Americans may disagree about the proper limits of government when it comes to providing a safety net and transferring wealth, but Americans of all political stripes are likely to agree that government’s police powers need strict limits. News of a SWAT team under Department of Education orders breaking down a door of a suspected student loan delinquent appropriately made headlines as an example of government going too far.

People should be equally concerned about another Department of Education effort to push colleges and universities to change the way they handle claims of sexual assault. The Ed Department’s new directive threatens that colleges that aren’t aggressive enough in pursuing those accused of sexual harassment or assault could be considered out of compliance with Title IX and lose federal funding. Christina Hoff Sommers recently had a must-read article on this topic, and she explains what this new push will mean of campus:

Many colleges [disciplinary committees] employ a “beyond a reasonable doubt” or a “clear and convincing” standard. (Roughly speaking, “beyond a reasonable doubt” requires a 98-percent certainty of guilt; clear and convincing, an 80-percent certainty.) [The Department of Education’s] Ali, however, orders all colleges to adopt the far-less-demanding standard of “preponderance of the evidence.” Using that standard, a defendant can be found guilty if members of a disciplinary committee believe there is slightly more than a 50/50 chance that he committed the crime. That standard will make it far easier for disciplinary committees to try, convict, and punish an accused student (almost always a male).
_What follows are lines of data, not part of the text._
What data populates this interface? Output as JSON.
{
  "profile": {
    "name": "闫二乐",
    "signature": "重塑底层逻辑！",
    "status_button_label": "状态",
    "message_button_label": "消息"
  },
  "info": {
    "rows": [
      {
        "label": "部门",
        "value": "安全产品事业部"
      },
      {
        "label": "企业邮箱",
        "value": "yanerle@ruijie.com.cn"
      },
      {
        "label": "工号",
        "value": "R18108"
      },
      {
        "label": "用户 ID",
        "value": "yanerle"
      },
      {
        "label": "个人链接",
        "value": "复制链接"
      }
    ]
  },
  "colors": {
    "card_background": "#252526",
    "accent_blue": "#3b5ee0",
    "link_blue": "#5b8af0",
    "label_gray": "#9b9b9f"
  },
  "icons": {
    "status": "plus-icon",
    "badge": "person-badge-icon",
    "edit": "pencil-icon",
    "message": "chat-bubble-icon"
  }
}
Marching under the banner of Title IX and freed of high standards of proof, campus disciplinary committees, once relatively weak and feckless, will be transformed into powerful instruments of gender justice. At least, that is the fantasy. But here is the reality: Campus disciplinary committees-often a casual mix of professors, students, and an assistant dean or two-are well suited to resolving cases involving purported plagiarism and cheating, and violations of college rules on drugs and alcohol. But no one considers them prepared to adjudicate murder, arson, or kidnapping cases, or criminal assault. They lack the training and the resources to investigate and adjudicate felonies. So why are they expected to determine guilt or innocence in cases of rape?
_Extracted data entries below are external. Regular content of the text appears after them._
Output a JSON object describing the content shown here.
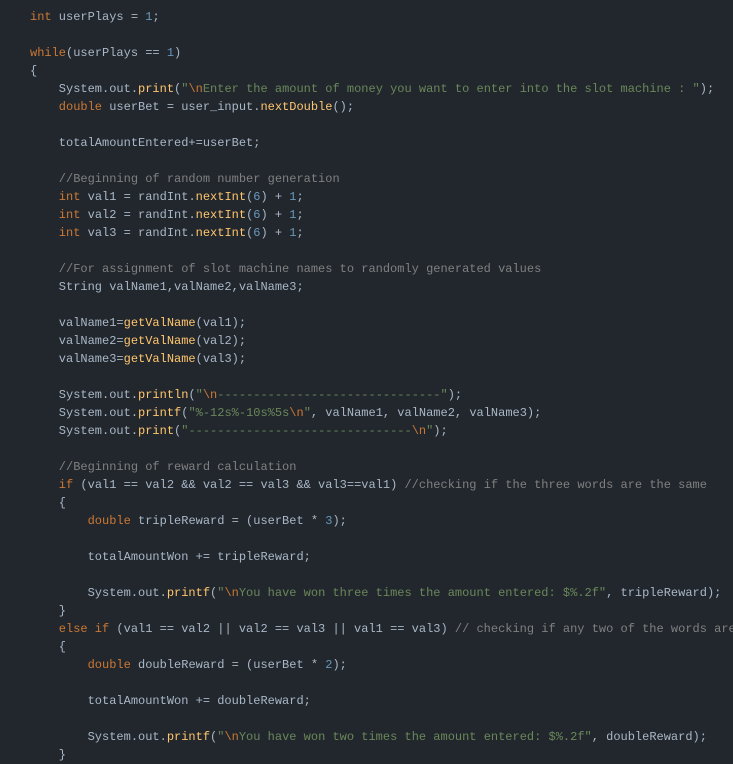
{
  "code": {
    "l1": {
      "kw_int": "int",
      "ident": " userPlays = ",
      "num": "1",
      "semi": ";"
    },
    "l3": {
      "kw_while": "while",
      "open": "(userPlays == ",
      "num": "1",
      "close": ")"
    },
    "l4": {
      "brace": "{"
    },
    "l5": {
      "obj": "    System.out.",
      "method": "print",
      "open": "(",
      "str1": "\"",
      "esc1": "\\n",
      "str2": "Enter the amount of money you want to enter into the slot machine : \"",
      "close": ");"
    },
    "l6": {
      "kw": "    double",
      "ident": " userBet = user_input.",
      "method": "nextDouble",
      "end": "();"
    },
    "l8": {
      "text": "    totalAmountEntered+=userBet;"
    },
    "l10": {
      "comment": "    //Beginning of random number generation"
    },
    "l11": {
      "kw": "    int",
      "ident": " val1 = randInt.",
      "method": "nextInt",
      "open": "(",
      "num1": "6",
      "mid": ") + ",
      "num2": "1",
      "semi": ";"
    },
    "l12": {
      "kw": "    int",
      "ident": " val2 = randInt.",
      "method": "nextInt",
      "open": "(",
      "num1": "6",
      "mid": ") + ",
      "num2": "1",
      "semi": ";"
    },
    "l13": {
      "kw": "    int",
      "ident": " val3 = randInt.",
      "method": "nextInt",
      "open": "(",
      "num1": "6",
      "mid": ") + ",
      "num2": "1",
      "semi": ";"
    },
    "l15": {
      "comment": "    //For assignment of slot machine names to randomly generated values"
    },
    "l16": {
      "text": "    String valName1,valName2,valName3;"
    },
    "l18": {
      "ident": "    valName1=",
      "method": "getValName",
      "end": "(val1);"
    },
    "l19": {
      "ident": "    valName2=",
      "method": "getValName",
      "end": "(val2);"
    },
    "l20": {
      "ident": "    valName3=",
      "method": "getValName",
      "end": "(val3);"
    },
    "l22": {
      "obj": "    System.out.",
      "method": "println",
      "open": "(",
      "str1": "\"",
      "esc1": "\\n",
      "str2": "-------------------------------\"",
      "close": ");"
    },
    "l23": {
      "obj": "    System.out.",
      "method": "printf",
      "open": "(",
      "str": "\"%-12s%-10s%5s",
      "esc": "\\n",
      "strend": "\"",
      "rest": ", valName1, valName2, valName3);"
    },
    "l24": {
      "obj": "    System.out.",
      "method": "print",
      "open": "(",
      "str": "\"-------------------------------",
      "esc": "\\n",
      "strend": "\"",
      "close": ");"
    },
    "l26": {
      "comment": "    //Beginning of reward calculation"
    },
    "l27": {
      "kw": "    if",
      "cond": " (val1 == val2 && val2 == val3 && val3==val1) ",
      "comment": "//checking if the three words are the same"
    },
    "l28": {
      "brace": "    {"
    },
    "l29": {
      "kw": "        double",
      "ident": " tripleReward = (userBet * ",
      "num": "3",
      "end": ");"
    },
    "l31": {
      "text": "        totalAmountWon += tripleReward;"
    },
    "l33": {
      "obj": "        System.out.",
      "method": "printf",
      "open": "(",
      "str1": "\"",
      "esc1": "\\n",
      "str2": "You have won three times the amount entered: $%.2f\"",
      "rest": ", tripleReward);"
    },
    "l34": {
      "brace": "    }"
    },
    "l35": {
      "kw1": "    else if",
      "cond": " (val1 == val2 || val2 == val3 || val1 == val3) ",
      "comment": "// checking if any two of the words are same"
    },
    "l36": {
      "brace": "    {"
    },
    "l37": {
      "kw": "        double",
      "ident": " doubleReward = (userBet * ",
      "num": "2",
      "end": ");"
    },
    "l39": {
      "text": "        totalAmountWon += doubleReward;"
    },
    "l41": {
      "obj": "        System.out.",
      "method": "printf",
      "open": "(",
      "str1": "\"",
      "esc1": "\\n",
      "str2": "You have won two times the amount entered: $%.2f\"",
      "rest": ", doubleReward);"
    },
    "l42": {
      "brace": "    }"
    }
  }
}
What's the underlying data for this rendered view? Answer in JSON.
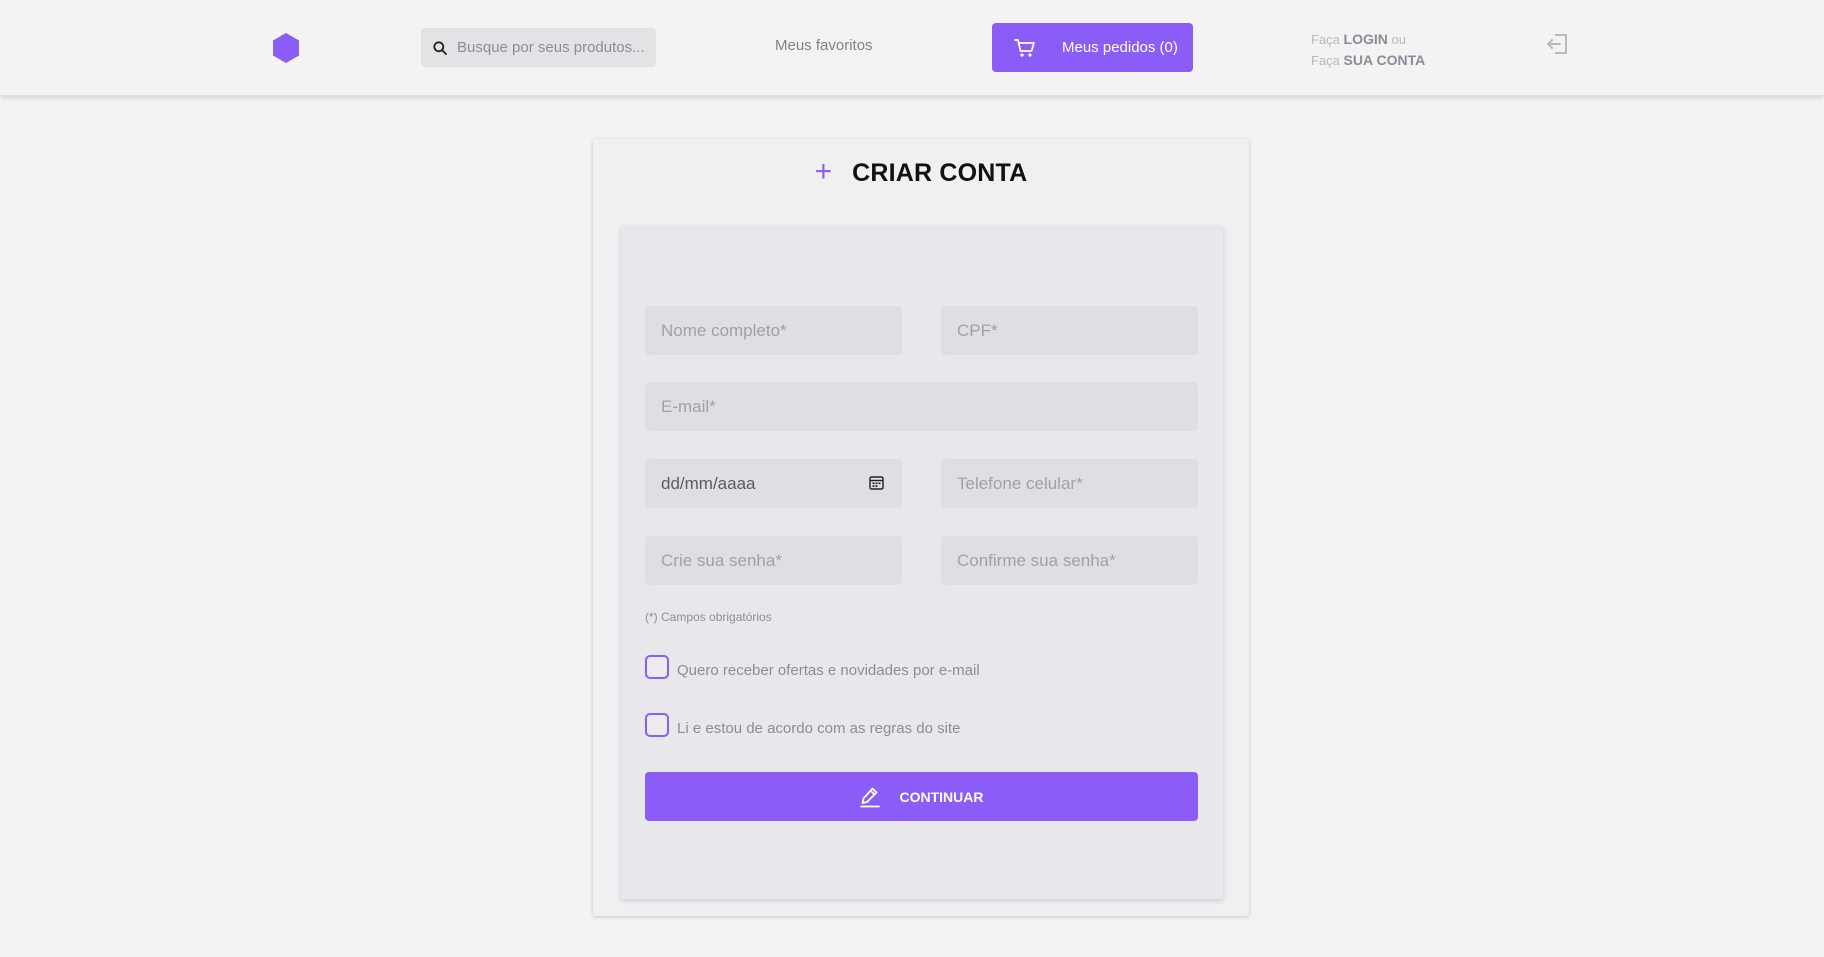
{
  "header": {
    "search_placeholder": "Busque por seus produtos...",
    "favorites_label": "Meus favoritos",
    "orders_label": "Meus pedidos (0)",
    "auth_line1_prefix": "Faça",
    "auth_line1_strong": "LOGIN",
    "auth_line1_suffix": "ou",
    "auth_line2_prefix": "Faça",
    "auth_line2_strong": "SUA CONTA",
    "icons": {
      "logo": "hexagon-logo-icon",
      "search": "search-icon",
      "cart": "cart-icon",
      "logout": "logout-icon"
    }
  },
  "form": {
    "title": "CRIAR CONTA",
    "title_icon": "plus-icon",
    "name_placeholder": "Nome completo*",
    "cpf_placeholder": "CPF*",
    "email_placeholder": "E-mail*",
    "date_value": "dd/mm/aaaa",
    "date_icon": "calendar-icon",
    "phone_placeholder": "Telefone celular*",
    "password_placeholder": "Crie sua senha*",
    "confirm_password_placeholder": "Confirme sua senha*",
    "required_note": "(*) Campos obrigatórios",
    "offers_label": "Quero receber ofertas e novidades por e-mail",
    "offers_checked": false,
    "terms_label": "Li e estou de acordo com as regras do site",
    "terms_checked": false,
    "continue_label": "CONTINUAR",
    "continue_icon": "pencil-icon"
  },
  "colors": {
    "accent": "#8b5cf6",
    "background": "#f3f3f4",
    "field": "#dfdfe3"
  }
}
Sommers also reminds us of how colleges have handled-or better mishandled-cases before:

In 2006 three Duke University lacrosse players were falsely accused of gang rape. They endured a nightmarish, yearlong ordeal in which abundant evidence of their innocence seemed not to matter at all-not to the police, not to the prosecutor, not to Duke’s faculty or president. Protesters gathered outside the lacrosse house carrying a banner with the word CASTRATE, banging pots and pans, and chanting “Confess, confess!” Student vigilantes plastered the campus with “Wanted” posters bearing the players’ photographs. Duke professors took out an ad in a local newspaper in support of the pot bangers and poster wielders. After living under suspicion for months, the players were ultimately exonerated by prosecutors, who dropped all charges: The athletes had been wrongly accused, and the North Carolina district attorney who had flamboyantly pressed and publicized the charges later recused himself and resigned, and was investigated and disbarred for unethical conduct in his prosecution of the case.

Now imagine that Ali’s proposed sexual-safety regime had been in place when the district attorney’s charges were pending, and the innocent young men had been put on trial before a committee of Duke professors, administrators, and students.

…Being a victim of rape is uniquely horrific, but being accused of rape is not far behind. If the person is guilty, then the suffering is deserved. But what if he is innocent? To be found guilty of rape by a campus tribunal can mean both expulsion and a career-destroying black mark on your permanent record. Such occurrences could become routine under the Ali dispensation.

There’s a natural tendency to not want to focus on these issues. Certainly any questioning of measures that are billed as being designed to prevent or punish sexual predators risks being viewed as condoning abhorrent behavior. Yet the basic concept that someone is innocence until proven guilty deserves to be defended. Sadly, the circumstances that surround date rape on college campuses often make it very difficult to determine guilt. But that can’t be a justification for throwing out the entire concept of due process. Men deserve protection too.